For fiscal 2022, SG&A is anticipated to rise mid-teens in a bid to support the ongoing digital transformation. The effective tax rate is expected to be in the low teens in fiscal 2022. The gross margin is envisioned to expand at least 150 bps year over year, driven by solid demand, higher full-price realization, lower markdown and reduced customer return.

Stocks to Consider

Some better-ranked stocks from the same industry are Delta Apparel (DLA - Free Report) , Oxford Industries (OXM - Free Report) and Gildan Activewear (GIL - Free Report) .

Gildan Activewear presently carries a Zacks Rank #2 (Buy). GIL has a trailing four-quarter earnings surprise of 66.6%, on average. You can see the complete list of today’s Zacks #1 Rank (Strong Buy) stocks here.

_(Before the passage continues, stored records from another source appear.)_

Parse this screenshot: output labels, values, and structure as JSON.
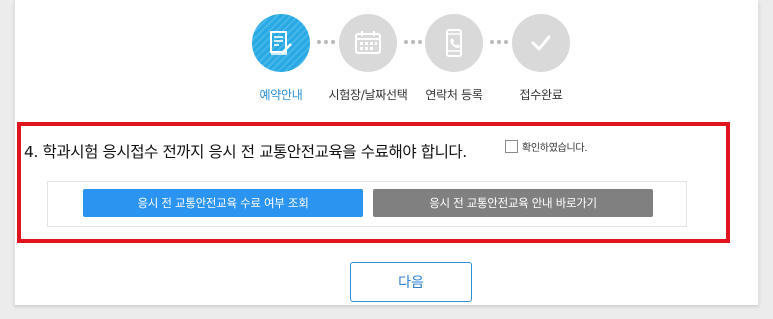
{
  "steps": [
    {
      "label": "예약안내",
      "icon": "document-pen-icon",
      "active": true
    },
    {
      "label": "시험장/날짜선택",
      "icon": "calendar-icon",
      "active": false
    },
    {
      "label": "연락처 등록",
      "icon": "phone-icon",
      "active": false
    },
    {
      "label": "접수완료",
      "icon": "checkmark-icon",
      "active": false
    }
  ],
  "notice": {
    "text": "4. 학과시험 응시접수 전까지 응시 전 교통안전교육을 수료해야 합니다.",
    "confirm_label": "확인하였습니다.",
    "confirm_checked": false
  },
  "buttons": {
    "check_completion": "응시 전 교통안전교육 수료 여부 조회",
    "go_guide": "응시 전 교통안전교육 안내 바로가기"
  },
  "next_label": "다음",
  "colors": {
    "accent": "#29a9e4",
    "highlight_border": "#e0141e",
    "primary_button": "#2b93f0",
    "secondary_button": "#808080",
    "inactive_step": "#d9d9d9"
  }
}
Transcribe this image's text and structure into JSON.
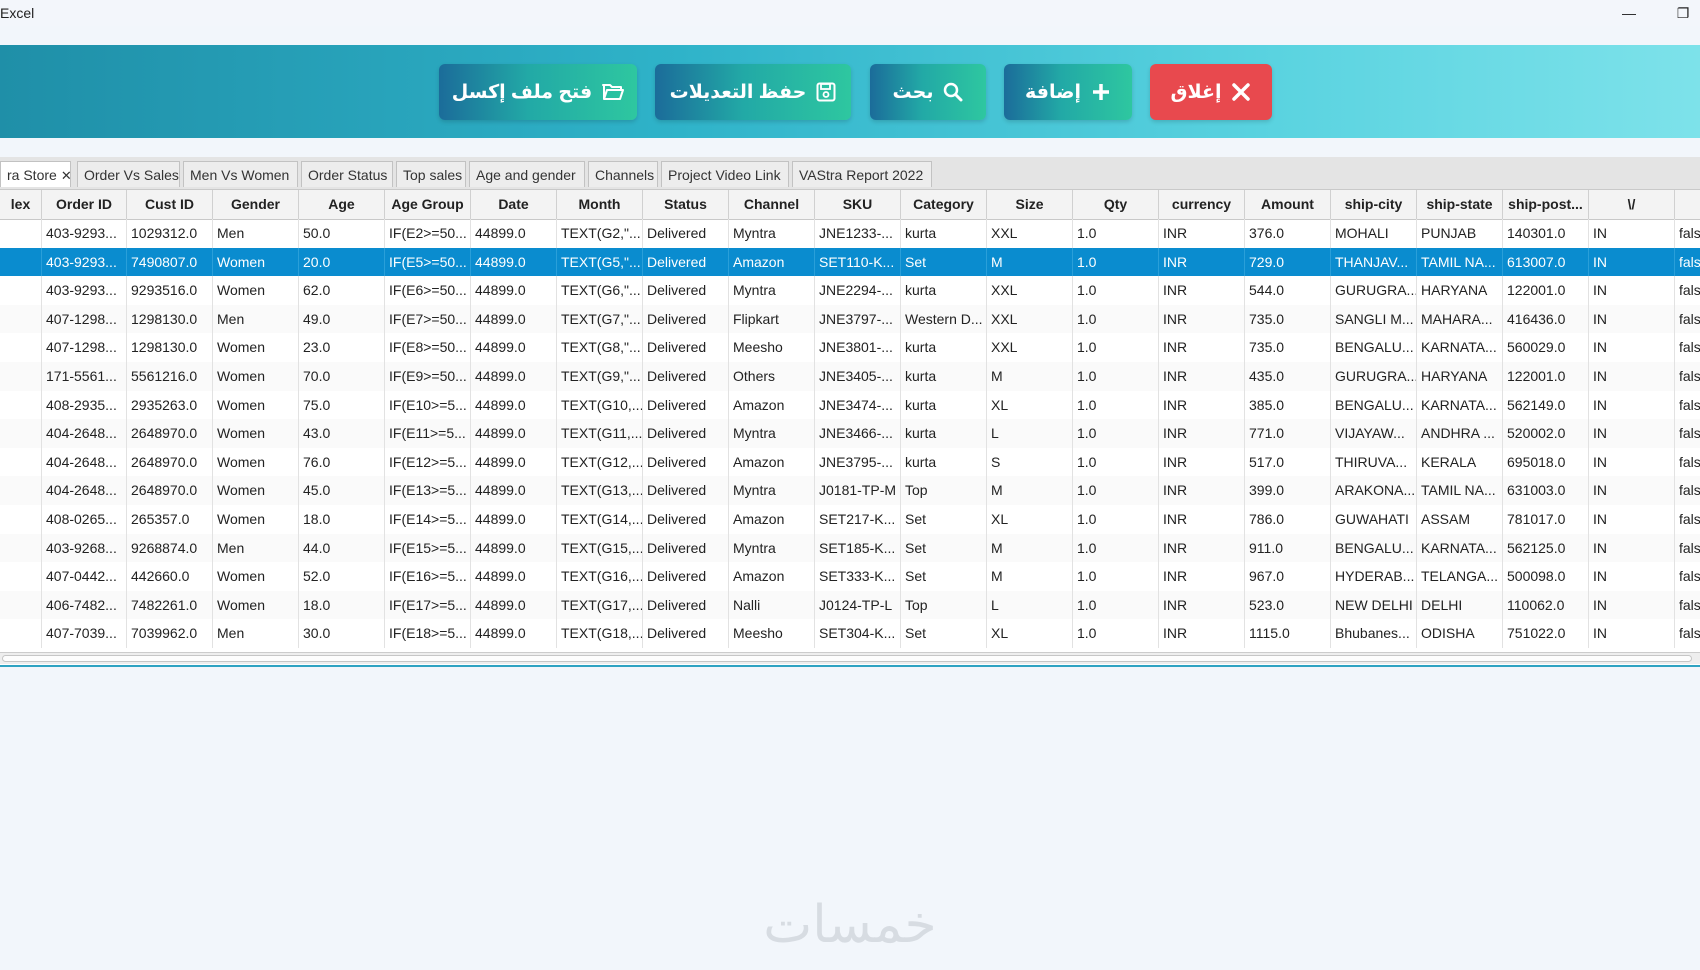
{
  "window": {
    "title": "Excel",
    "minimize": "—",
    "restore": "❐"
  },
  "toolbar": {
    "open_label": "فتح ملف إكسل",
    "save_label": "حفظ التعديلات",
    "search_label": "بحث",
    "add_label": "إضافة",
    "close_label": "إغلاق"
  },
  "tabs": [
    {
      "label": "ra Store",
      "active": true,
      "closable": true
    },
    {
      "label": "Order Vs Sales"
    },
    {
      "label": "Men Vs Women"
    },
    {
      "label": "Order Status"
    },
    {
      "label": "Top sales"
    },
    {
      "label": "Age and gender"
    },
    {
      "label": "Channels"
    },
    {
      "label": "Project Video Link"
    },
    {
      "label": "VAStra Report 2022"
    }
  ],
  "table": {
    "columns": [
      "lex",
      "Order ID",
      "Cust ID",
      "Gender",
      "Age",
      "Age Group",
      "Date",
      "Month",
      "Status",
      "Channel",
      "SKU",
      "Category",
      "Size",
      "Qty",
      "currency",
      "Amount",
      "ship-city",
      "ship-state",
      "ship-post...",
      "\\/",
      ""
    ],
    "selected_row": 1,
    "rows": [
      [
        "",
        "403-9293...",
        "1029312.0",
        "Men",
        "50.0",
        "IF(E2>=50...",
        "44899.0",
        "TEXT(G2,\"...",
        "Delivered",
        "Myntra",
        "JNE1233-...",
        "kurta",
        "XXL",
        "1.0",
        "INR",
        "376.0",
        "MOHALI",
        "PUNJAB",
        "140301.0",
        "IN",
        "fals"
      ],
      [
        "",
        "403-9293...",
        "7490807.0",
        "Women",
        "20.0",
        "IF(E5>=50...",
        "44899.0",
        "TEXT(G5,\"...",
        "Delivered",
        "Amazon",
        "SET110-K...",
        "Set",
        "M",
        "1.0",
        "INR",
        "729.0",
        "THANJAV...",
        "TAMIL NA...",
        "613007.0",
        "IN",
        "fals"
      ],
      [
        "",
        "403-9293...",
        "9293516.0",
        "Women",
        "62.0",
        "IF(E6>=50...",
        "44899.0",
        "TEXT(G6,\"...",
        "Delivered",
        "Myntra",
        "JNE2294-...",
        "kurta",
        "XXL",
        "1.0",
        "INR",
        "544.0",
        "GURUGRA...",
        "HARYANA",
        "122001.0",
        "IN",
        "fals"
      ],
      [
        "",
        "407-1298...",
        "1298130.0",
        "Men",
        "49.0",
        "IF(E7>=50...",
        "44899.0",
        "TEXT(G7,\"...",
        "Delivered",
        "Flipkart",
        "JNE3797-...",
        "Western D...",
        "XXL",
        "1.0",
        "INR",
        "735.0",
        "SANGLI M...",
        "MAHARA...",
        "416436.0",
        "IN",
        "fals"
      ],
      [
        "",
        "407-1298...",
        "1298130.0",
        "Women",
        "23.0",
        "IF(E8>=50...",
        "44899.0",
        "TEXT(G8,\"...",
        "Delivered",
        "Meesho",
        "JNE3801-...",
        "kurta",
        "XXL",
        "1.0",
        "INR",
        "735.0",
        "BENGALU...",
        "KARNATA...",
        "560029.0",
        "IN",
        "fals"
      ],
      [
        "",
        "171-5561...",
        "5561216.0",
        "Women",
        "70.0",
        "IF(E9>=50...",
        "44899.0",
        "TEXT(G9,\"...",
        "Delivered",
        "Others",
        "JNE3405-...",
        "kurta",
        "M",
        "1.0",
        "INR",
        "435.0",
        "GURUGRA...",
        "HARYANA",
        "122001.0",
        "IN",
        "fals"
      ],
      [
        "",
        "408-2935...",
        "2935263.0",
        "Women",
        "75.0",
        "IF(E10>=5...",
        "44899.0",
        "TEXT(G10,...",
        "Delivered",
        "Amazon",
        "JNE3474-...",
        "kurta",
        "XL",
        "1.0",
        "INR",
        "385.0",
        "BENGALU...",
        "KARNATA...",
        "562149.0",
        "IN",
        "fals"
      ],
      [
        "",
        "404-2648...",
        "2648970.0",
        "Women",
        "43.0",
        "IF(E11>=5...",
        "44899.0",
        "TEXT(G11,...",
        "Delivered",
        "Myntra",
        "JNE3466-...",
        "kurta",
        "L",
        "1.0",
        "INR",
        "771.0",
        "VIJAYAW...",
        "ANDHRA ...",
        "520002.0",
        "IN",
        "fals"
      ],
      [
        "",
        "404-2648...",
        "2648970.0",
        "Women",
        "76.0",
        "IF(E12>=5...",
        "44899.0",
        "TEXT(G12,...",
        "Delivered",
        "Amazon",
        "JNE3795-...",
        "kurta",
        "S",
        "1.0",
        "INR",
        "517.0",
        "THIRUVA...",
        "KERALA",
        "695018.0",
        "IN",
        "fals"
      ],
      [
        "",
        "404-2648...",
        "2648970.0",
        "Women",
        "45.0",
        "IF(E13>=5...",
        "44899.0",
        "TEXT(G13,...",
        "Delivered",
        "Myntra",
        "J0181-TP-M",
        "Top",
        "M",
        "1.0",
        "INR",
        "399.0",
        "ARAKONA...",
        "TAMIL NA...",
        "631003.0",
        "IN",
        "fals"
      ],
      [
        "",
        "408-0265...",
        "265357.0",
        "Women",
        "18.0",
        "IF(E14>=5...",
        "44899.0",
        "TEXT(G14,...",
        "Delivered",
        "Amazon",
        "SET217-K...",
        "Set",
        "XL",
        "1.0",
        "INR",
        "786.0",
        "GUWAHATI",
        "ASSAM",
        "781017.0",
        "IN",
        "fals"
      ],
      [
        "",
        "403-9268...",
        "9268874.0",
        "Men",
        "44.0",
        "IF(E15>=5...",
        "44899.0",
        "TEXT(G15,...",
        "Delivered",
        "Myntra",
        "SET185-K...",
        "Set",
        "M",
        "1.0",
        "INR",
        "911.0",
        "BENGALU...",
        "KARNATA...",
        "562125.0",
        "IN",
        "fals"
      ],
      [
        "",
        "407-0442...",
        "442660.0",
        "Women",
        "52.0",
        "IF(E16>=5...",
        "44899.0",
        "TEXT(G16,...",
        "Delivered",
        "Amazon",
        "SET333-K...",
        "Set",
        "M",
        "1.0",
        "INR",
        "967.0",
        "HYDERAB...",
        "TELANGA...",
        "500098.0",
        "IN",
        "fals"
      ],
      [
        "",
        "406-7482...",
        "7482261.0",
        "Women",
        "18.0",
        "IF(E17>=5...",
        "44899.0",
        "TEXT(G17,...",
        "Delivered",
        "Nalli",
        "J0124-TP-L",
        "Top",
        "L",
        "1.0",
        "INR",
        "523.0",
        "NEW DELHI",
        "DELHI",
        "110062.0",
        "IN",
        "fals"
      ],
      [
        "",
        "407-7039...",
        "7039962.0",
        "Men",
        "30.0",
        "IF(E18>=5...",
        "44899.0",
        "TEXT(G18,...",
        "Delivered",
        "Meesho",
        "SET304-K...",
        "Set",
        "XL",
        "1.0",
        "INR",
        "1115.0",
        "Bhubanes...",
        "ODISHA",
        "751022.0",
        "IN",
        "fals"
      ]
    ]
  },
  "watermark": "خمسات",
  "colors": {
    "accent": "#0a8ccf",
    "toolbar_start": "#1f8fa8",
    "toolbar_end": "#7de2ea",
    "close_red": "#e8494e"
  }
}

The Zacks Consensus Estimate for Gildan Activewear’s current financial-year sales and earnings suggests growth of 8.9% and 3.3% from the year-ago period’s reported numbers, respectively.

Delta Apparel currently has a Zacks Rank #2. DLA has a trailing four-quarter earnings surprise of 95.5%, on average.

The Zacks Consensus Estimate for Delta Apparel's current financial year’s sales and earnings per share suggests growth of 11.9% and 10.1%, respectively, from the year-ago period's reported numbers.

Oxford Industries currently carries a Zacks Rank #2. OXM has a trailing four-quarter earnings surprise of 96.7%, on average.

The Zacks Consensus Estimate for Oxford Industries’ current financial year’s sales and earnings suggests growth of 51.9% and 523.8%, respectively, from the year-ago period's reported numbers.